This is a dreaded malady which begins with wearing earings, and loafers without socks, and moves on to gold necklaces, condos at the beach, phones in the car, hot tubs in the yard--and doesn’t include nosebleed football.

It has all tended to negate what Lester posits as the Raiders’ greatest asset, what he calls the fear factor. Intones Lester: “The fear factor is now in Chicago. Teams hate to play the Bears because of their kick- gluteus maximus mentality. The fear factor was so strong when we played, teams hated to play us in Oakland. The fear factor was our forte. The fear factor was worth points to us every game.”

Lester should know. The fear factor was so much a part of his arsenal he should have dropped leaflets.
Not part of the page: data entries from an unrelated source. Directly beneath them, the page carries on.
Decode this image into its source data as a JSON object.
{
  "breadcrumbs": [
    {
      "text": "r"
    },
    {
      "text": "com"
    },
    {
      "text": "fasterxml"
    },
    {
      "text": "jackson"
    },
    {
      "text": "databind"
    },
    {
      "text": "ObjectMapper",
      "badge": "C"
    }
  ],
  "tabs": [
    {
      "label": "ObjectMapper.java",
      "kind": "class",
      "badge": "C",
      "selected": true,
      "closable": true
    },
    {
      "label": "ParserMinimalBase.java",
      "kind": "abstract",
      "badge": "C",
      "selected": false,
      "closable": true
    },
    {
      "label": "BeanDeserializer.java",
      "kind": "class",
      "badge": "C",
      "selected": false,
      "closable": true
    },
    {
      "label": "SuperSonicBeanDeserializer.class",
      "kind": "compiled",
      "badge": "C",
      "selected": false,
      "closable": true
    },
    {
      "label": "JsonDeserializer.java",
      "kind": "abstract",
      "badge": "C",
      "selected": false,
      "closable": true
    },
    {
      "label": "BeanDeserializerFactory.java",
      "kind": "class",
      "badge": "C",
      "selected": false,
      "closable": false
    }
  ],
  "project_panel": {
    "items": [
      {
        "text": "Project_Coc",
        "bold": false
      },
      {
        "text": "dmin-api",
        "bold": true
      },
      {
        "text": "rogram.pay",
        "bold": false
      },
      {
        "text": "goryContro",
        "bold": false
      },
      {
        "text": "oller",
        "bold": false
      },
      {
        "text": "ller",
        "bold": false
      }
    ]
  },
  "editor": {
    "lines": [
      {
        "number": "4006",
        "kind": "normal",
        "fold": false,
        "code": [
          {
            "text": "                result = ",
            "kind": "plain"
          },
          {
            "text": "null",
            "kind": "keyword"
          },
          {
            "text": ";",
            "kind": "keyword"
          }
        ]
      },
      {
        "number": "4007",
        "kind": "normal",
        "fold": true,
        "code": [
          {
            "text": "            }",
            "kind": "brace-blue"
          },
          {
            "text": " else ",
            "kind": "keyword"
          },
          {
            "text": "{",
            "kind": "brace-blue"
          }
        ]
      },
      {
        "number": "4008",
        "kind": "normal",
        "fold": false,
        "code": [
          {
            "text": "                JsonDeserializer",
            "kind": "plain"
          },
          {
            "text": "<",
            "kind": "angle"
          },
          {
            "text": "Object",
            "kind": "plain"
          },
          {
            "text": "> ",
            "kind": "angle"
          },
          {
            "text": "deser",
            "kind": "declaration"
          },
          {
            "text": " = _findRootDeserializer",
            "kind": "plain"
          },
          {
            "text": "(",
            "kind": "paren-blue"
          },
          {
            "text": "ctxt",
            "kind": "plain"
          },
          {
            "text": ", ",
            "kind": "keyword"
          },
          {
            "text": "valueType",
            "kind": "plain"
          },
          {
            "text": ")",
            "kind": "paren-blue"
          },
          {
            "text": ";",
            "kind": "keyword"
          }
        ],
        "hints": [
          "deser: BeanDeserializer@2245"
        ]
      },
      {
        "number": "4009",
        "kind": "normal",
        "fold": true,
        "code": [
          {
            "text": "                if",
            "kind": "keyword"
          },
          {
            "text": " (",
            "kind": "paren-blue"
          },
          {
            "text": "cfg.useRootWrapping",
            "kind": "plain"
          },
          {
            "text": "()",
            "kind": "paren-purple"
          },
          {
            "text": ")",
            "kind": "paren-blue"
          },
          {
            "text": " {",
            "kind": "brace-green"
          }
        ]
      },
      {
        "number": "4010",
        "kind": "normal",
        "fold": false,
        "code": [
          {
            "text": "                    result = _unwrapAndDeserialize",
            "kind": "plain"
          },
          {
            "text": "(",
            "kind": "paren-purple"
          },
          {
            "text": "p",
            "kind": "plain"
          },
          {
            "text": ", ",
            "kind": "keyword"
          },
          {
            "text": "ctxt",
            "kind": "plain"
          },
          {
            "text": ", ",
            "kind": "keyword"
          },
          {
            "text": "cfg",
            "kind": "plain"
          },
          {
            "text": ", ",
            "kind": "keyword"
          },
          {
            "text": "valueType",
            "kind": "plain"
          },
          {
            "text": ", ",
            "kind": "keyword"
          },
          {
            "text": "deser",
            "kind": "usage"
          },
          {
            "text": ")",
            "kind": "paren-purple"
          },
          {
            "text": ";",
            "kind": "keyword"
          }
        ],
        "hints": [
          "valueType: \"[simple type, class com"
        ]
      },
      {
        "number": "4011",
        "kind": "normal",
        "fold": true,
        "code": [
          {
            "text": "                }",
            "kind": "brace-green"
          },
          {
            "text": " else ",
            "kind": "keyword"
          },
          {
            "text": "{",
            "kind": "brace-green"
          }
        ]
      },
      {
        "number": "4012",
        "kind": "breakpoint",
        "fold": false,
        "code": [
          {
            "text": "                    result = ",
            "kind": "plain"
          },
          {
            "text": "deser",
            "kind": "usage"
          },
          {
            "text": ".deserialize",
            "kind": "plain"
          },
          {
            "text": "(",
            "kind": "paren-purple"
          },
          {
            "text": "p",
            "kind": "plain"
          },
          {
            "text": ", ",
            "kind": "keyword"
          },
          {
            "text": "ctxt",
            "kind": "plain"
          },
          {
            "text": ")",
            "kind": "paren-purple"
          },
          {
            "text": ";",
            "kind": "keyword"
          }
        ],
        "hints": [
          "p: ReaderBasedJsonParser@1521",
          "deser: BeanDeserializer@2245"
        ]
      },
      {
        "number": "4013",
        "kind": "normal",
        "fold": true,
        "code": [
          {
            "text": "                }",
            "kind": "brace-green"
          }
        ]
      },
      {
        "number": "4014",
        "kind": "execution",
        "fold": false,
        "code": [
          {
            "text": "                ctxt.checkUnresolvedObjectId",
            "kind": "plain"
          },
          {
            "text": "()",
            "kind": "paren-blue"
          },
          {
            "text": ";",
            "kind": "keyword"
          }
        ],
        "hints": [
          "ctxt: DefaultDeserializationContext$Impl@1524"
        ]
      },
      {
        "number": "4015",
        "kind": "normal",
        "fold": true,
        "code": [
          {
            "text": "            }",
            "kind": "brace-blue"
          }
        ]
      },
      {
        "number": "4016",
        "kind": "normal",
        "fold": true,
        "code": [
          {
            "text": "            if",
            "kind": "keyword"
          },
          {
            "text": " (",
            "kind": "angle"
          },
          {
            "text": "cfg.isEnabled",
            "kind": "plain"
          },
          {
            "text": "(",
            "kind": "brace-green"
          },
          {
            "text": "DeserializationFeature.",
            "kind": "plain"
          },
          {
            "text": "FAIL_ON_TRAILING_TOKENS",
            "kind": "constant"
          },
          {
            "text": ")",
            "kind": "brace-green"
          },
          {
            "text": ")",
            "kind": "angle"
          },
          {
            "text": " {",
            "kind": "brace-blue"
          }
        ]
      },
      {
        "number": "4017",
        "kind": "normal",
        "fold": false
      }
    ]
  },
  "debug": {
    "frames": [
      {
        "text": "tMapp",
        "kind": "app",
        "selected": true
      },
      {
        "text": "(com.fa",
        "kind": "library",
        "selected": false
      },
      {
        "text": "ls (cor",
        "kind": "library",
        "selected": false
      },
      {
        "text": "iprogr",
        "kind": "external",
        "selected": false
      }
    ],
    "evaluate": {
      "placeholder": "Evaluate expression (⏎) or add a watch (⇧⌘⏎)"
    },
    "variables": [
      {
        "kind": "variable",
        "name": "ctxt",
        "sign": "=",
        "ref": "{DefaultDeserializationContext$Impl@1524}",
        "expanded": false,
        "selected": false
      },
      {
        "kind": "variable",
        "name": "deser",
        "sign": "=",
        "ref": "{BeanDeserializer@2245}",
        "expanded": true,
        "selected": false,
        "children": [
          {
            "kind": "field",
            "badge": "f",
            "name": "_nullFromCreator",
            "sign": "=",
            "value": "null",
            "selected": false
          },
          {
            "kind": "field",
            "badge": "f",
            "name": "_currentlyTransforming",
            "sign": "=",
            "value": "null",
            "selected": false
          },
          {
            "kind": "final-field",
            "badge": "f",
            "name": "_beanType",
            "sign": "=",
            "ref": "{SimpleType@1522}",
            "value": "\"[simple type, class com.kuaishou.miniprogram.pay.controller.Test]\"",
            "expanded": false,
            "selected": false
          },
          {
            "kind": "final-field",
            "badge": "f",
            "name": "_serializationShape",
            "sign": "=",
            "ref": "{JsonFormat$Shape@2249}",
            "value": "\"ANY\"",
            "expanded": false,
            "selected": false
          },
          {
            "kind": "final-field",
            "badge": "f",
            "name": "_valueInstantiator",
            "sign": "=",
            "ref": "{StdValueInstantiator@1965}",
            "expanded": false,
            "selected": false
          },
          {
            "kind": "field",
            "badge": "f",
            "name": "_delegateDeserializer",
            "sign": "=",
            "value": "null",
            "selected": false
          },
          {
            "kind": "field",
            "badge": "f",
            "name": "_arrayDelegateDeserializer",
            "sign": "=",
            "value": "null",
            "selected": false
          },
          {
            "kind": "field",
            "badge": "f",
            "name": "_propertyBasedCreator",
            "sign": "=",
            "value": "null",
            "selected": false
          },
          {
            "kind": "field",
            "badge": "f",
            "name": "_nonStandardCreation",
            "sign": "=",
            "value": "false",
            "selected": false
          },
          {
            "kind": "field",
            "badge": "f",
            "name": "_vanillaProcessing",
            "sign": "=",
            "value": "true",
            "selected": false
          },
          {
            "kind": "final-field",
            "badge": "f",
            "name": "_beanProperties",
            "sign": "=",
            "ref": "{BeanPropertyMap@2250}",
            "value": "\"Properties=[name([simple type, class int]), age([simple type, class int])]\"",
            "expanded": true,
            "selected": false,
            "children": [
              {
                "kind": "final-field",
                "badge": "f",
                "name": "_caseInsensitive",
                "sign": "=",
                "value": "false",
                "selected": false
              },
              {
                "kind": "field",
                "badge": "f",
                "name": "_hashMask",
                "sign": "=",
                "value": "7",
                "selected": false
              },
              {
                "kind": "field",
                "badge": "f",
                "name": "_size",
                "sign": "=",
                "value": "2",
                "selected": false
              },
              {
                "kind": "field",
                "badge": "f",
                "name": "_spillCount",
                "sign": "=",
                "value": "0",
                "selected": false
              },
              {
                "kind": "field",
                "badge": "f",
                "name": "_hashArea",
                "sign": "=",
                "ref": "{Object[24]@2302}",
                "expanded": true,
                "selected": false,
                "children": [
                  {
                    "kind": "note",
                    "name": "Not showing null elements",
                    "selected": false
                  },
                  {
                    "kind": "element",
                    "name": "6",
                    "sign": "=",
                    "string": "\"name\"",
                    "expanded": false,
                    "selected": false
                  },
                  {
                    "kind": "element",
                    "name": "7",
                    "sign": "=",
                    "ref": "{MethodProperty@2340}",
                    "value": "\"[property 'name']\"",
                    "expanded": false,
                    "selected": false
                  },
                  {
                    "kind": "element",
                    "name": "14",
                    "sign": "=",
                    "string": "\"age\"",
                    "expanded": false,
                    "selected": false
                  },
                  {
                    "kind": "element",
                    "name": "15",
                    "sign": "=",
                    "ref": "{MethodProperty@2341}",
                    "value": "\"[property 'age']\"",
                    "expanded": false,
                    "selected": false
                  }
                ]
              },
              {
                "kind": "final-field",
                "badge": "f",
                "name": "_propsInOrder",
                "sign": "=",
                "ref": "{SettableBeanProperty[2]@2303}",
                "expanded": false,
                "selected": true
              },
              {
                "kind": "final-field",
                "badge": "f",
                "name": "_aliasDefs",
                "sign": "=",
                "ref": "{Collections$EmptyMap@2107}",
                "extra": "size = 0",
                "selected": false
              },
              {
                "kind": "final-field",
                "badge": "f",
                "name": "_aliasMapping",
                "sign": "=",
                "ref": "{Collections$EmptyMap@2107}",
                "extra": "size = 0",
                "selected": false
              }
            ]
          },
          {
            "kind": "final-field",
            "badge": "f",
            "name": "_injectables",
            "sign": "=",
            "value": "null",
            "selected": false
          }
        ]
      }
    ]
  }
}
Lester saw to it a receiver came into his area of the secondary in the frame of mind of a guy who hears something rattling under his bed.

“I try to break his concentration,” Lester has said.

Sometimes, he did that by breaking his arm, too, other times by keeping up a running chatter about the terrible things that happened to people who brought the ball into the Raider secondary. Throwing a football in there was like throwing a lamb chop amid a school of sharks.

Oakland is not exactly Port Said. But it’s not exactly laid-back L.A., either. It is the considered view of His Honor Hayes that the Raiders, Tony Bennett notwithstanding, did not leave their heart in San Francisco. But they might have left it in Oakland.